17 KiB
AbCip — ControlLogix HSBY paired-IP support
PR abcip-5.1 + 5.2 ship non-transparent HSBY (Hot-Standby) awareness to the AB CIP driver. Each device may declare a partner gateway; when both gateways are up the driver concurrently probes a role tag on each chassis, reports which one is currently Active, and routes reads / writes through that chassis automatically.

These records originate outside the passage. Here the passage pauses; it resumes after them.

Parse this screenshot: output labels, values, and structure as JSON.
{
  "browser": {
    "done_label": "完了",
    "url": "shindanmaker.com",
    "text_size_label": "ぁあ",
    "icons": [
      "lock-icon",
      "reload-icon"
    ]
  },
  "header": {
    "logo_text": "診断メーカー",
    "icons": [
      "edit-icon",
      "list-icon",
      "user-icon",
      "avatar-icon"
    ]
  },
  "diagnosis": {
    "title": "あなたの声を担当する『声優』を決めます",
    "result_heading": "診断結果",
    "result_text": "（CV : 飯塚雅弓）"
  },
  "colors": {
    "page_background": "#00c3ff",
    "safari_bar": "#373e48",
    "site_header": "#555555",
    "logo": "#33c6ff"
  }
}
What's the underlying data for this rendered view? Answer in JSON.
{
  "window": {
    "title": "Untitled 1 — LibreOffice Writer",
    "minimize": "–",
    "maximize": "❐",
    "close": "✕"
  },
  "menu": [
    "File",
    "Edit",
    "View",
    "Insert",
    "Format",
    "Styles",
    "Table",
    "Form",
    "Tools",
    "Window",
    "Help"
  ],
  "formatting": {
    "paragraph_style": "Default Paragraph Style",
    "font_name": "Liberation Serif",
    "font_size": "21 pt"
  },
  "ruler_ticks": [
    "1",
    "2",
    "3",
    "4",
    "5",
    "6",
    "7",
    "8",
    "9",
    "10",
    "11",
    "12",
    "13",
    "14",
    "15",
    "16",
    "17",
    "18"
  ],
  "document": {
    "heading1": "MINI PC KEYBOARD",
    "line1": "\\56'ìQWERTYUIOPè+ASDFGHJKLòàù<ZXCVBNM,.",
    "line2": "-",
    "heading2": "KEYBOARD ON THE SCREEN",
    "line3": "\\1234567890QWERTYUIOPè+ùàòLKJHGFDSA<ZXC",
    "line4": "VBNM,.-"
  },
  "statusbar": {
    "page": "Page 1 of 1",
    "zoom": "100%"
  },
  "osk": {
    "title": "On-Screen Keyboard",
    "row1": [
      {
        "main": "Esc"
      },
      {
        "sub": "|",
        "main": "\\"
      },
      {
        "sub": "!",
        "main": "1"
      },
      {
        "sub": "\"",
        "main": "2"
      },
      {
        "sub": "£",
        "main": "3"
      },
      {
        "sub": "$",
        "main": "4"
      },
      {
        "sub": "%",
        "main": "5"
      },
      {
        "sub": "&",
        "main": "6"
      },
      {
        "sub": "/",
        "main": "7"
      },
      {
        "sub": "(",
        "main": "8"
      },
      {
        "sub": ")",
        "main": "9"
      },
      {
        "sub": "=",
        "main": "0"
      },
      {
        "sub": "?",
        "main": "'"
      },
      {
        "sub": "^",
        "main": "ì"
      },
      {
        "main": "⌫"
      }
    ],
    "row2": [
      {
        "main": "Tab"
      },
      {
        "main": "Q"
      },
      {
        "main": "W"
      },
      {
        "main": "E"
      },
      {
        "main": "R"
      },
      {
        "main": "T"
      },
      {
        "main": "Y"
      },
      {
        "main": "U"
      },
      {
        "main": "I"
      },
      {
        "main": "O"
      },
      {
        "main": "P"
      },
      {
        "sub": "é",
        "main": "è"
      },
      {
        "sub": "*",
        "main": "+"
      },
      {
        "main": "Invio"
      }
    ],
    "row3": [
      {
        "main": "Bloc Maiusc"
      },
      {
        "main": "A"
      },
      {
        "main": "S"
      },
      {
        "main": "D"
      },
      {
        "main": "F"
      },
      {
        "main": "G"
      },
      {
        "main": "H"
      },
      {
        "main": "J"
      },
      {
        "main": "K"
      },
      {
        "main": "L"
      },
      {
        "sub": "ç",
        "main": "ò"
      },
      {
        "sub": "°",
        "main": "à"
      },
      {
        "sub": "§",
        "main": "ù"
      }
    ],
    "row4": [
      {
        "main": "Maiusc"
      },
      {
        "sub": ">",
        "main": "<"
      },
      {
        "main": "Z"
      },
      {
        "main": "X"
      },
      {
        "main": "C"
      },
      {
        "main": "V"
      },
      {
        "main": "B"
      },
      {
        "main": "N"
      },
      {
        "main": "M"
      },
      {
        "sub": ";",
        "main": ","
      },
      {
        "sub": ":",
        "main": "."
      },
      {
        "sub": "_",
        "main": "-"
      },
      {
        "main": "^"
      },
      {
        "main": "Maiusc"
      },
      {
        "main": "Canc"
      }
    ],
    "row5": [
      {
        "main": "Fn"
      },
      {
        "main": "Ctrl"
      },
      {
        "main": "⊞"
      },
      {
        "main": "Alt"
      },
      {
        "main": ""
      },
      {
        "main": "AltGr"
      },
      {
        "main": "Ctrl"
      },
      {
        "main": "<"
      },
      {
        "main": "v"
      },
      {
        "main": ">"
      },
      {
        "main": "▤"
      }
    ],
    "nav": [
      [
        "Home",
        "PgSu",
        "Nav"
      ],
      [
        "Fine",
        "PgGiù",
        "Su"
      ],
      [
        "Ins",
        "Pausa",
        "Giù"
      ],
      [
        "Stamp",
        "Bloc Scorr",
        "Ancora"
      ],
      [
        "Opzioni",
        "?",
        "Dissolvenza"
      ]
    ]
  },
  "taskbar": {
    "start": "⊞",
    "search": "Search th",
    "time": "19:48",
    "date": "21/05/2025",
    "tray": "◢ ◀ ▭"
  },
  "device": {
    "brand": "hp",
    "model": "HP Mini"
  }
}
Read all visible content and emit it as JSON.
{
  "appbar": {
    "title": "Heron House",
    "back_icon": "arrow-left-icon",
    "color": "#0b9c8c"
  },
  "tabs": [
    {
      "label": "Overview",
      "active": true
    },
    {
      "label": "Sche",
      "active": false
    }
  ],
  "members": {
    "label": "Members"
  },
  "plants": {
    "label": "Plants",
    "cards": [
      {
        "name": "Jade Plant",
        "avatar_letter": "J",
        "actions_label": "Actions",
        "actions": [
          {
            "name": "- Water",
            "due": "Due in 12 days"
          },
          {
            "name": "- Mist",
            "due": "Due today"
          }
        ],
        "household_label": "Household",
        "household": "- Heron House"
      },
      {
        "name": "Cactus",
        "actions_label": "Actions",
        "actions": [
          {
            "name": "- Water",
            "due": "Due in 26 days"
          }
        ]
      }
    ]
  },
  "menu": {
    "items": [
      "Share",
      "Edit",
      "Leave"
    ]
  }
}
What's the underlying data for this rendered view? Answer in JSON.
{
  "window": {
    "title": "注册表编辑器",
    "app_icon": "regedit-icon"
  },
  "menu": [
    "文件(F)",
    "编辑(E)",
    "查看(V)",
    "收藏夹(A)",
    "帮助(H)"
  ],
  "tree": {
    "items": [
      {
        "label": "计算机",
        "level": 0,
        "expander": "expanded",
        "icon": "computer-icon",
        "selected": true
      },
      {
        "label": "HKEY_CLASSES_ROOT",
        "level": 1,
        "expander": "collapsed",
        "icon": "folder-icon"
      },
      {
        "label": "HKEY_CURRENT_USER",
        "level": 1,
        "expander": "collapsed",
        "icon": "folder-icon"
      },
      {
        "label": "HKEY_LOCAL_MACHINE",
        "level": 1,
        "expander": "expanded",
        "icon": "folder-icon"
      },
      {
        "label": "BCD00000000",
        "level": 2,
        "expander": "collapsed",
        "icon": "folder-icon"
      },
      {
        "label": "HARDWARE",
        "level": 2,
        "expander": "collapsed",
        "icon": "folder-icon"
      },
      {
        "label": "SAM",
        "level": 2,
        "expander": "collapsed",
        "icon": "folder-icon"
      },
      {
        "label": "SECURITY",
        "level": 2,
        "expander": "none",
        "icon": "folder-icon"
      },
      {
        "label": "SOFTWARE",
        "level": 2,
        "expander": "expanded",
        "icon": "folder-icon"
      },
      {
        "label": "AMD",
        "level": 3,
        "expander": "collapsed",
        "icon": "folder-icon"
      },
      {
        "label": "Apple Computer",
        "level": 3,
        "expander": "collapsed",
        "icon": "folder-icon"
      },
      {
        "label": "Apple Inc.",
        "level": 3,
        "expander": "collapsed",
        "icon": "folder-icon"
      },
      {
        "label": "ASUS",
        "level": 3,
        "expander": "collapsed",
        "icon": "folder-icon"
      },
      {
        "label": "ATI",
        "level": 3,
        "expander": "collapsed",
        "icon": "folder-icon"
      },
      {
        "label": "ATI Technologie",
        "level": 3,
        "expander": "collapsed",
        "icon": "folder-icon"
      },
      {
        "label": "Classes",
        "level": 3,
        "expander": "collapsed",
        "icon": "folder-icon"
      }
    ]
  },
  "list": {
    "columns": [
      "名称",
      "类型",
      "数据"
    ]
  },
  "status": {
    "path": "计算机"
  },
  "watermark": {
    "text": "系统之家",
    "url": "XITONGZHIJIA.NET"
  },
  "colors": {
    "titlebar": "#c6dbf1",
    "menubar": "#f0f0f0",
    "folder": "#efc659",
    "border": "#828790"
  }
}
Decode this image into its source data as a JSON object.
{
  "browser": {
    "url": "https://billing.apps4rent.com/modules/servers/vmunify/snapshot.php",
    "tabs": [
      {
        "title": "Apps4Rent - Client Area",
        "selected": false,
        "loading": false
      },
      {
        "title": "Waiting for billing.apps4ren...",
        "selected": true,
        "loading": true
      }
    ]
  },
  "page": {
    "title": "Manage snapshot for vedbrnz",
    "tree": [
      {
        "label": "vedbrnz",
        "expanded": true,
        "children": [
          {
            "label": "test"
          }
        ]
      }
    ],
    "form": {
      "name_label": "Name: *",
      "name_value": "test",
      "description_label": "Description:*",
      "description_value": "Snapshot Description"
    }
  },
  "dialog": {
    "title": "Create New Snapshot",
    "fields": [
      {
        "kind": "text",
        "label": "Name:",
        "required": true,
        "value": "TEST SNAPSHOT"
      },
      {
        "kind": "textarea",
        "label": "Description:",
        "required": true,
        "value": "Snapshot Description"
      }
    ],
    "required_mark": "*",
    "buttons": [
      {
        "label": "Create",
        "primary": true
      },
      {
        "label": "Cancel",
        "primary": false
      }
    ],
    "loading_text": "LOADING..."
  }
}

- PR abcip-5.1 — gathers + reports the role of each chassis through driver diagnostics. See Role-tag detection matrix
- PR abcip-5.2 — wires the resolved active address into
AbCipDriver.ResolveHostand the runtime-cache lifecycle. See Failover behaviour + Failure-mode walkthrough.
When to use HSBY paired IPs
You have a redundant ControlLogix chassis pair (1756-RM redundancy module, two CPUs, one acting + one standby) and the SCADA / OPC UA layer needs to keep talking to whichever chassis is currently Active without an operator manually re-pointing the connection.
Pre-5.1 the driver only knew about a single HostAddress. After a
hot-standby switch-over, the standby (now Active) carried a different IP
and the driver kept probing the dead-but-was-Active address until someone
edited the config.
PR abcip-5.1 closes the visibility half of that gap by reading the role tag
on both chassis. PR abcip-5.2 closes the routing half by re-pointing
ResolveHost at the Active address each tick + invalidating the per-tag
runtime cache + write-coalescer state on every flip.
Configuration
{
"Devices": [
{
"HostAddress": "ab://10.0.0.5/1,0",
"PartnerHostAddress": "ab://10.0.0.6/1,0",
"Hsby": {
"Enabled": true,
"RoleTagAddress": "WallClockTime.SyncStatus",
"ProbeIntervalMs": 2000
}
}
]
}
| Field | Default | Notes |
|---|---|---|
PartnerHostAddress |
null |
Canonical ab://gateway[:port]/cip-path of the partner chassis. null = no HSBY pair; the driver behaves exactly like every pre-5.1 build. |
Hsby.Enabled |
false |
Master switch. When false (or Hsby omitted) no role probing happens, even if PartnerHostAddress is set. |
Hsby.RoleTagAddress |
WallClockTime.SyncStatus |
Address of the role tag on each chassis. See role-tag detection matrix. |
Hsby.ProbeIntervalMs |
2000 |
How often each chassis is sampled. 2 s is a good default — tight enough to detect a switch-over within one Admin-UI refresh, loose enough to leave headroom for the regular probe loop. |
Feature-flag gate (Redundancy.Hsby.Enabled)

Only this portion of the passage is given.